In his first speech as China’s new premier earlier this month, Li Qiang said the country needed an “employment-first” agenda, with the government setting a job creation target of 12 million, up from last year’s 11 million, even as it aims for a conservative GDP growth target of around 5% this year.

China needs to create jobs for a record 11.58 million college graduates expected to join the workforce this year, a hard task at a time the jobless rate for those aged 16 to 24 is at 18.1%, hovering near an all-time high.

The jobs being sought by Gansu, Yunnan and Guangxi are mainly in the law, finance and accounting departments, and application requirements are more friendly to college graduates, said Offcn Education Technology Co, the tutoring firm.

A civil servant in Gansu, who spoke to Reuters on condition of anonymity because he was not authorised to speak to media, said the hiring spree is partly to replace retiring staff but comes as some local employees have also suffered pay cuts.

As well as central government funding, many of China’s localities rely on so-called local government financing vehicles (LGFVs) to raise extra capital from bond markets for the likes of infrastructure projects.

The total debt of China’s LGFVs has swelled to a record 66 trillion yuan ($9.5 trillion), from 57 trillion yuan last year, according to an International Monetary Fund (IMF) report last month.

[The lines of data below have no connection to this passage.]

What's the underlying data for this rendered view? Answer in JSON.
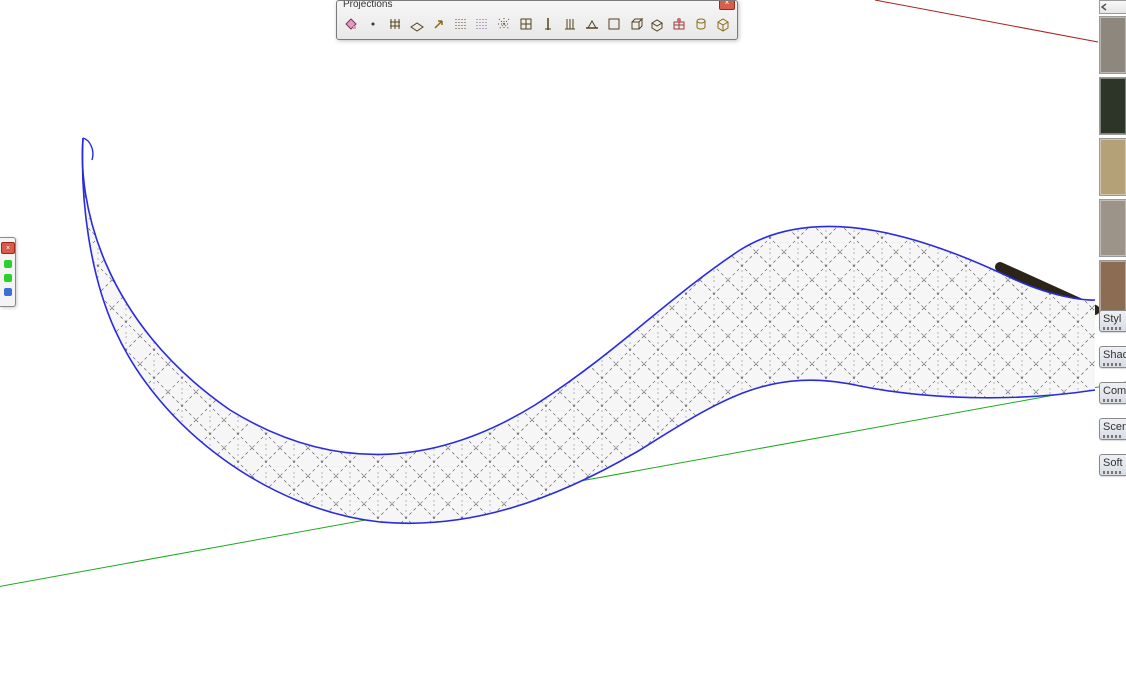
{
  "toolbar": {
    "title": "Projections",
    "close_glyph": "×",
    "buttons": [
      {
        "name": "paint-bucket-icon"
      },
      {
        "name": "point-icon"
      },
      {
        "name": "grid-small-icon"
      },
      {
        "name": "plane-xz-icon"
      },
      {
        "name": "arrow-up-right-icon"
      },
      {
        "name": "grid-dashed-icon"
      },
      {
        "name": "grid-dashed-2-icon"
      },
      {
        "name": "asterisk-icon"
      },
      {
        "name": "grid-icon"
      },
      {
        "name": "vertical-icon"
      },
      {
        "name": "vertical-align-icon"
      },
      {
        "name": "base-line-icon"
      },
      {
        "name": "square-icon"
      },
      {
        "name": "cube-icon"
      },
      {
        "name": "cube-slanted-icon"
      },
      {
        "name": "gift-box-icon"
      },
      {
        "name": "cylinder-icon"
      },
      {
        "name": "box-icon"
      }
    ]
  },
  "left_fragment": {
    "close_glyph": "×",
    "dots": [
      "green",
      "green",
      "blue"
    ]
  },
  "swatches": [
    {
      "name": "swatch-stone-light",
      "color": "#8e877d"
    },
    {
      "name": "swatch-dark-green",
      "color": "#2c3528"
    },
    {
      "name": "swatch-sand",
      "color": "#b4a178"
    },
    {
      "name": "swatch-grey-streak",
      "color": "#9c9489"
    },
    {
      "name": "swatch-rust",
      "color": "#8c6d54"
    }
  ],
  "tray_tabs": [
    {
      "label": "Styl"
    },
    {
      "label": "Shad"
    },
    {
      "label": "Com"
    },
    {
      "label": "Scen"
    },
    {
      "label": "Soft"
    }
  ],
  "colors": {
    "axis_green": "#1eaa1e",
    "axis_red": "#aa1e1e",
    "edge_blue": "#2a2ae0",
    "surface": "#f6f6f6"
  }
}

These LGFVs, which proliferated after the financial crisis of 2008 as a way to let local governments get round a ban on direct borrowing, are not technically guaranteed and many hold assets of dubious quality like roads to nowhere and empty airports, analysts say.

While there have been no public reports of an LGFV default, some have had loans extended. Moody’s Yuan said local governments including Gansu have faced increased refinancing pressure to meet their debt obligations.

This is why he and others are concerned that any attempt to create jobs and pursue growth too aggressively, could lead to more financial problems in places already fiscally stretched.

“Usually this high growth rate and high debt rate is a very risky story,” said Iris Pang, chief economist of Greater China at ING.